Шибко переживали мать да бабка, когда годы Кира подходили к армии: как им без Кирюшеньки? А не дай Бог, еще случится что, вон ведь времена неспокойные какие пришли. Обивала мать пороги, и к военкому стучалась, и в сельсовет, просила не забирать сына - и ведь умолила-таки! Такое диво случилось, что пожалели баб, оставили им надежу ихнюю. Шибко мать была председателю сельсовета благодарна. Видать, он кому надо, замолвил словечко за них.

Вот так и жили не тужили. Кирилл шоферил, семье куда легче стало - и денежки завелись, и машина в руках всегда. Если чего привезти, так не надо никому кланяться, просить.
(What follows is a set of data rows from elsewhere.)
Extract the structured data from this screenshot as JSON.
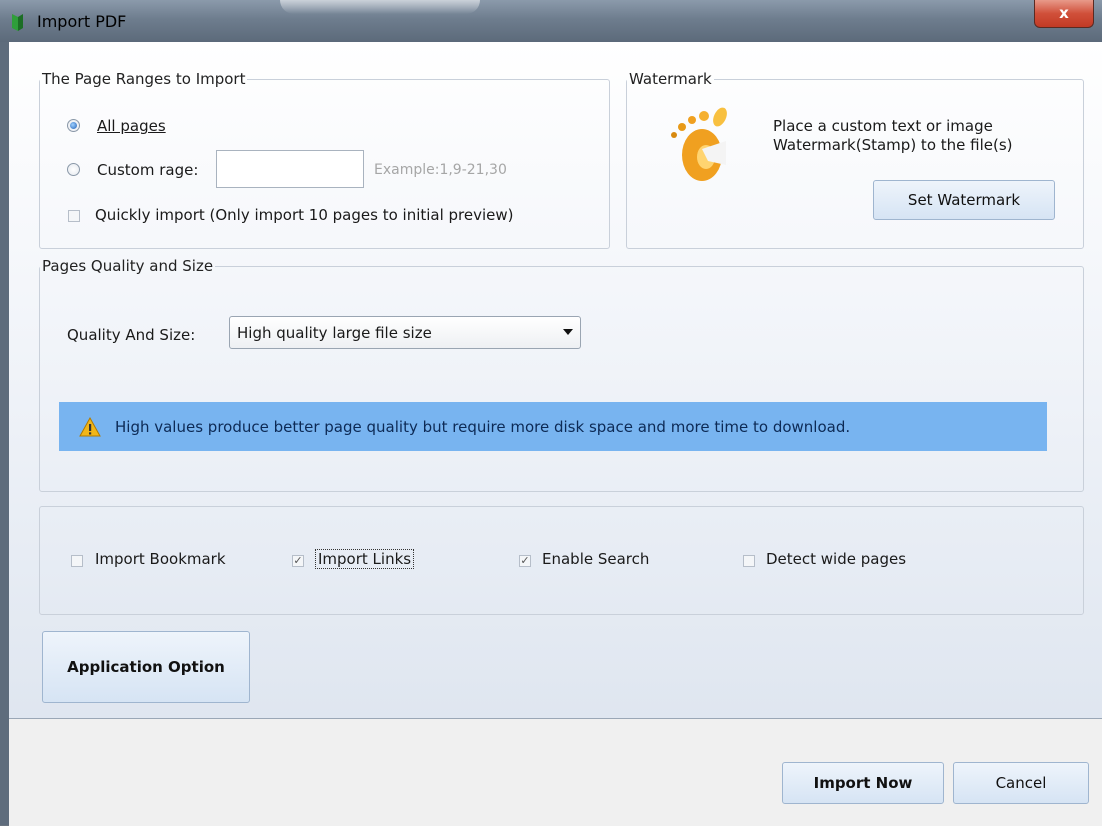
{
  "window": {
    "title": "Import PDF",
    "close_label": "x"
  },
  "page_ranges": {
    "legend": "The Page Ranges to Import",
    "all_pages_label": "All pages",
    "all_pages_selected": true,
    "custom_label": "Custom rage:",
    "custom_value": "",
    "custom_example": "Example:1,9-21,30",
    "quick_import_label": "Quickly import (Only import 10 pages to  initial  preview)",
    "quick_import_checked": false
  },
  "watermark": {
    "legend": "Watermark",
    "desc_line1": "Place a custom text or image",
    "desc_line2": "Watermark(Stamp) to the file(s)",
    "button_label": "Set Watermark",
    "icon": "gimp-icon"
  },
  "quality": {
    "legend": "Pages Quality and Size",
    "label": "Quality And Size:",
    "selected": "High quality large file size",
    "info_text": "High values produce better page quality but require more disk space and more time to download.",
    "info_color": "#78b4f0"
  },
  "options": {
    "import_bookmark": {
      "label": "Import Bookmark",
      "checked": false
    },
    "import_links": {
      "label": "Import Links",
      "checked": true
    },
    "enable_search": {
      "label": "Enable Search",
      "checked": true
    },
    "detect_wide": {
      "label": "Detect wide pages",
      "checked": false
    }
  },
  "application_option_label": "Application Option",
  "footer": {
    "import_label": "Import Now",
    "cancel_label": "Cancel"
  }
}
Раньше-то было: шофера с машиной найди, соседа в помощники-грузчики уговори, рассчитайся, да так, чтоб не обидеть, а то в другой раз откажут. Намыкались бабенки без мужика-хозяина. А теперь никакой беды не знали, как у Христа за пазухой за Кирюшей. Теперь наоборот, к ним с поклоном шли, у Киры помощь просили.

Так года три, наверно прошло. Кирилл еще здоровее стал, заматерел, весь литой будто. Живая греческая скульптура, а не человек. А тут еще рубаха у него появилась необыкновенная, которая обливала плечи и грудь как вторая кожа, и рыбинами ходили под ней бугры мышц.
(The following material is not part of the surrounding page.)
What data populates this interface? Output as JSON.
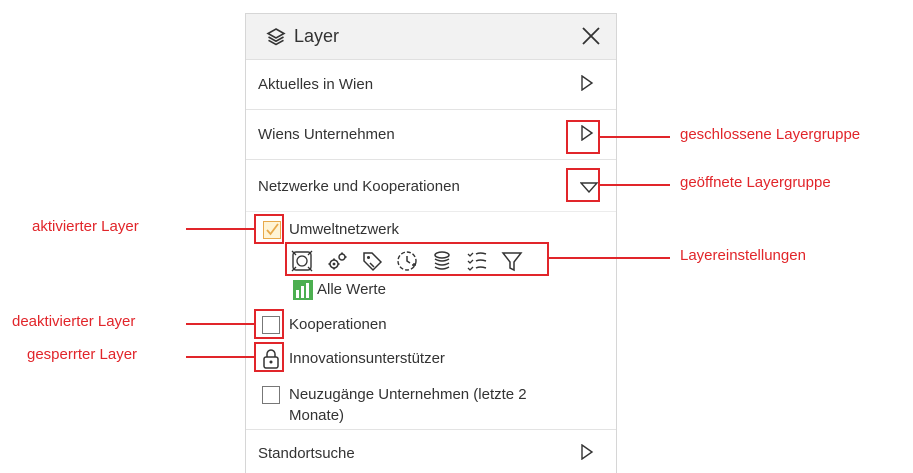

С рубахой этой своя история вышла.

Места окрестные были дюже красивые, и если доводилось местным где-нибудь за селом человека с мольбертом и кистями-красками встретить, уже и не в диковину то было, привыкли. Вот и эта бабенка, что к истории с рубахой причастна, тоже приехала рисовать пейзажи. А когда увидела Кирилла, стала уговаривать, чтоб он согласился ей позировать, а она, значит, рисовать его будет. Деньги даже предлагала, мол, есть такая работа - натурщиком быть, и, мол, ни такая она и легкая, за нее положено деньги платить. Вот смехота, это ж надо! Кир и смеялся, понятное дело, всерьез ее уговоры не принимал. Ну в самом деле, - бугаина этакий будет сидеть, как болван. "Давайте, я вам деда Мотю приведу! Он у нас тоже… фактуристый, ого-го! А сидеть - это он терпеливый. Он и так весь день на завалинке сидит, не шевельнется, похрапывает правда, слегка. А мне недосуг, вы не обижайтесь".
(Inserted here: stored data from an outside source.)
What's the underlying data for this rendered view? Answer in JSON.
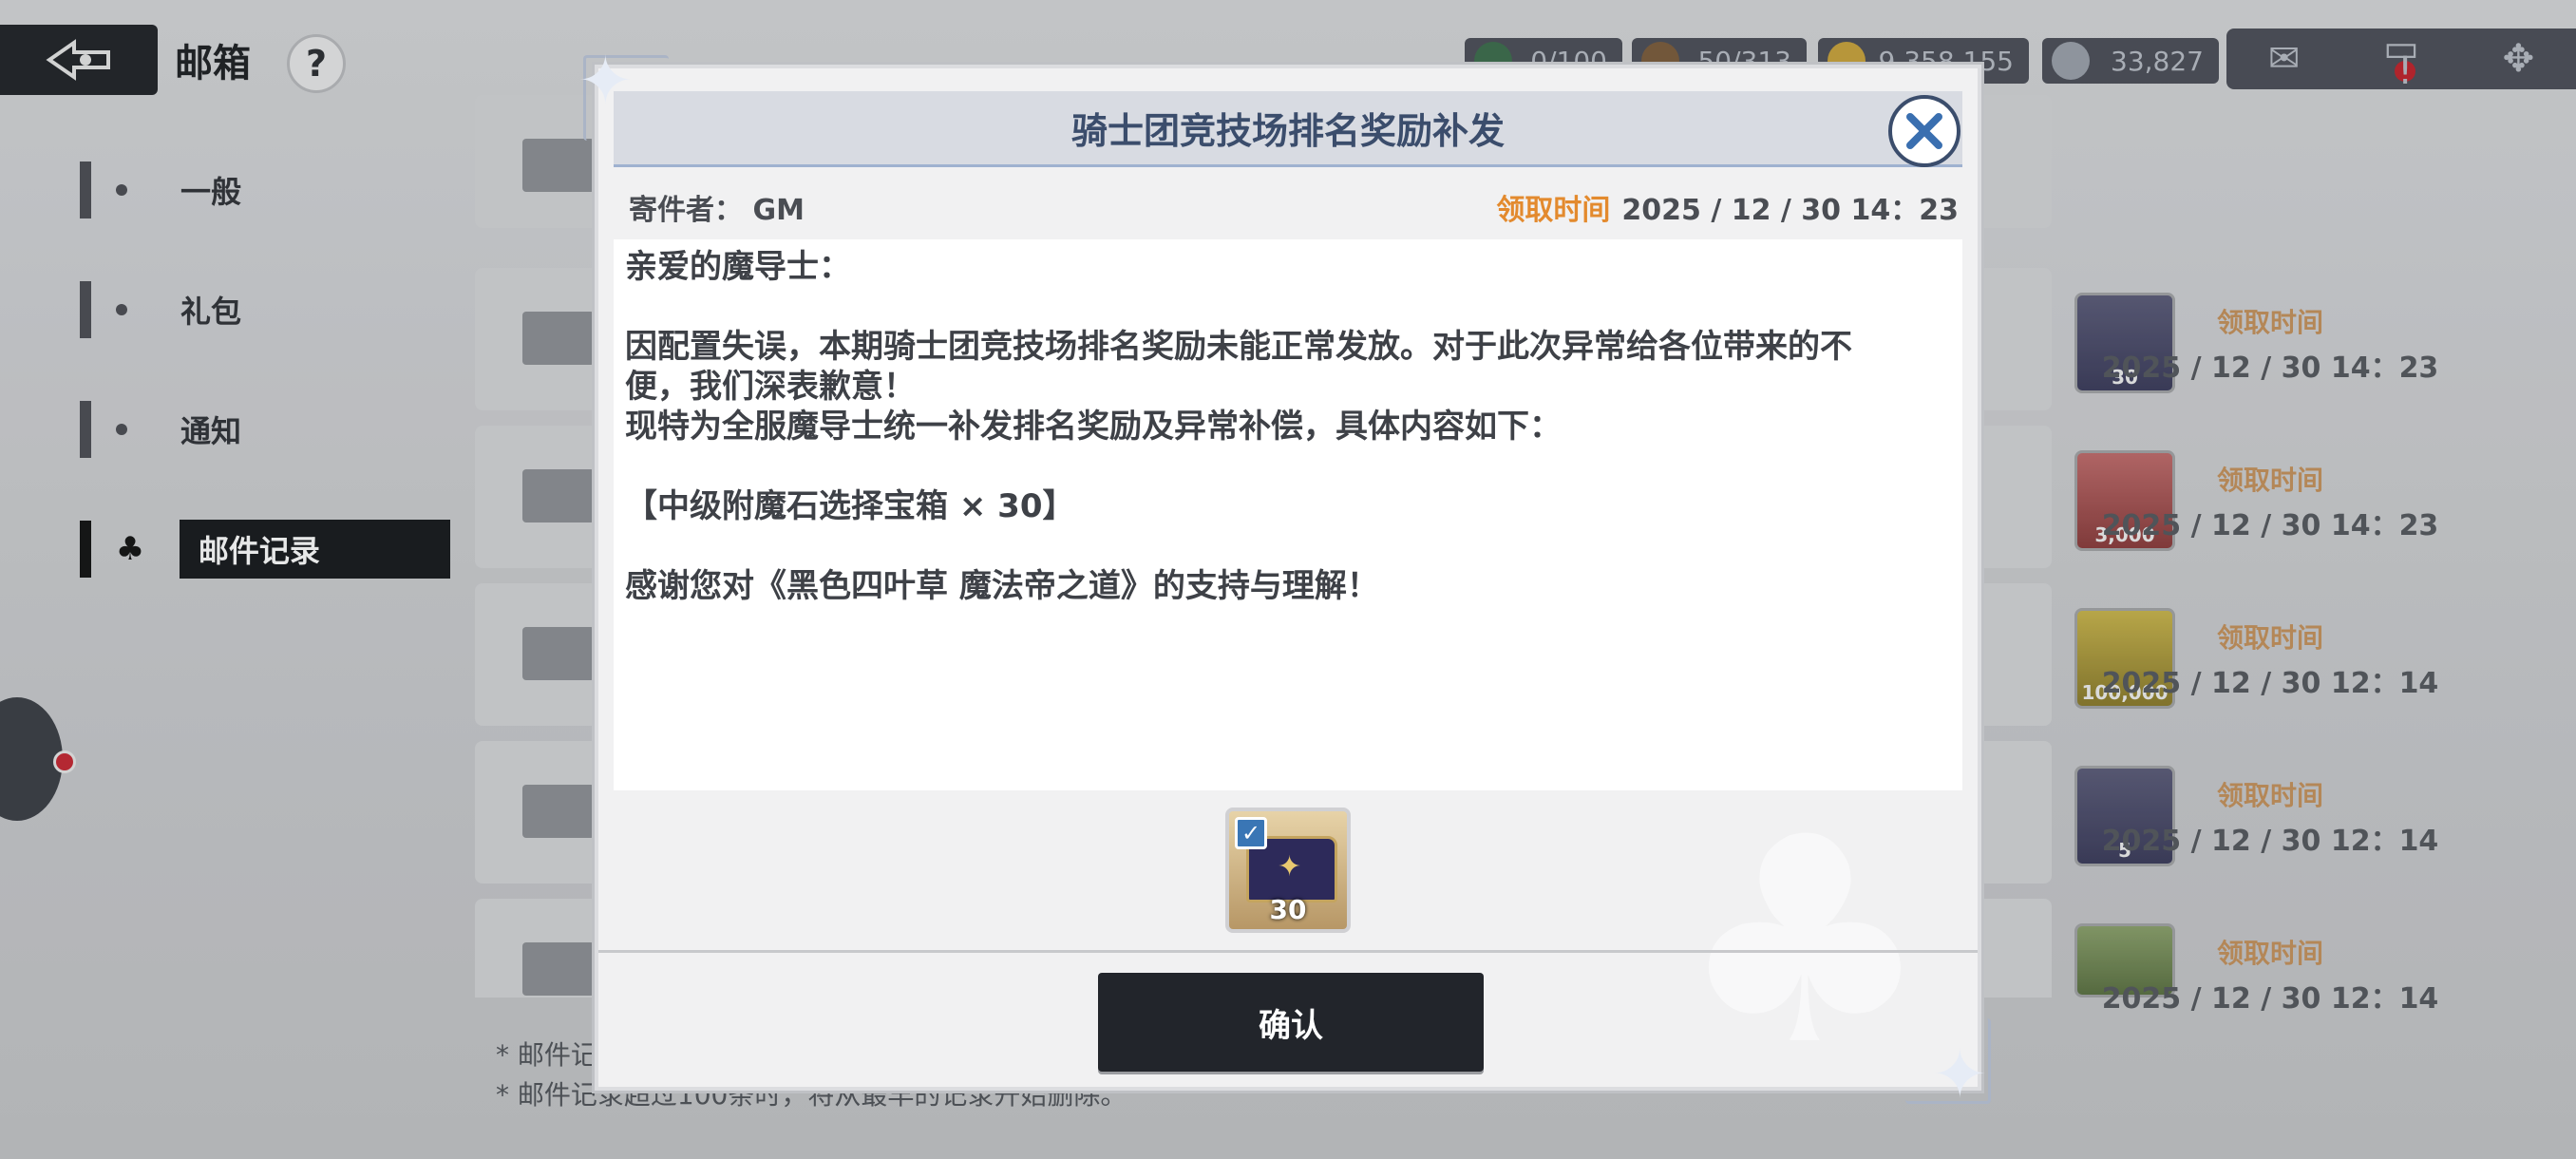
{
  "header": {
    "title": "邮箱",
    "help_label": "?",
    "resources": [
      {
        "value": "0/100",
        "icon": "stamina-icon",
        "color": "#3b6b4a"
      },
      {
        "value": "50/313",
        "icon": "ticket-icon",
        "color": "#7a5a3a"
      },
      {
        "value": "9,358,155",
        "icon": "gold-coin-icon",
        "color": "#c9a23a"
      },
      {
        "value": "33,827",
        "icon": "crystal-drop-icon",
        "color": "#9aa0aa"
      }
    ],
    "icons": [
      "mail-icon",
      "chat-icon",
      "menu-emblem-icon"
    ],
    "chat_badge": "!"
  },
  "sidebar": {
    "items": [
      {
        "label": "一般"
      },
      {
        "label": "礼包"
      },
      {
        "label": "通知"
      },
      {
        "label": "邮件记录",
        "active": true
      }
    ]
  },
  "mail_list": {
    "rows": [
      {
        "time_label": "领取时间",
        "time": "2025 / 12 / 30 14：23",
        "item_qty": "30",
        "item": "treasure-chest-icon"
      },
      {
        "time_label": "领取时间",
        "time": "2025 / 12 / 30 14：23",
        "item_qty": "3,000",
        "item": "red-crystal-icon"
      },
      {
        "time_label": "领取时间",
        "time": "2025 / 12 / 30 12：14",
        "item_qty": "100,000",
        "item": "gold-coin-icon"
      },
      {
        "time_label": "领取时间",
        "time": "2025 / 12 / 30 12：14",
        "item_qty": "5",
        "item": "mystery-chest-icon"
      },
      {
        "time_label": "领取时间",
        "time": "2025 / 12 / 30 12：14",
        "item_qty": "",
        "item": "clover-token-icon"
      }
    ],
    "footer_notes": [
      "* 邮件记",
      "* 邮件记录超过100条时，将从最早的记录开始删除。"
    ]
  },
  "dialog": {
    "title": "骑士团竞技场排名奖励补发",
    "sender_label": "寄件者：",
    "sender": "GM",
    "time_label": "领取时间",
    "time": "2025 / 12 / 30 14：23",
    "body_lines": [
      "亲爱的魔导士：",
      "",
      "因配置失误，本期骑士团竞技场排名奖励未能正常发放。对于此次异常给各位带来的不",
      "便，我们深表歉意！",
      "现特为全服魔导士统一补发排名奖励及异常补偿，具体内容如下：",
      "",
      "【中级附魔石选择宝箱 × 30】",
      "",
      "感谢您对《黑色四叶草 魔法帝之道》的支持与理解！"
    ],
    "reward": {
      "qty": "30",
      "icon": "treasure-chest-icon",
      "checked": true
    },
    "confirm_label": "确认"
  }
}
Обижалась художница или нет, кто ее знает, но что огорчил ее Кир, это точно, так и уехала ни с чем, как отпуск у ней кончился. А короткое время спустя - бандеролька на Кирилла пришла, и в ней та самая рубаха. Смеялись мужики, мол, за что она тебе благодарит так, Кирка? Но это так, от дури. Художница эта городская, баба хорошая была, не вертихвостка какая, и про красоту, видать хорошо понимала, потому что больно уж пришлась эта рубаха Кириллу. К тому же, единственная, в которой он не боялся повернуться неосторожно - тонкая, эластичная замша силушки его не боялась. Ох и хорош он в ней был!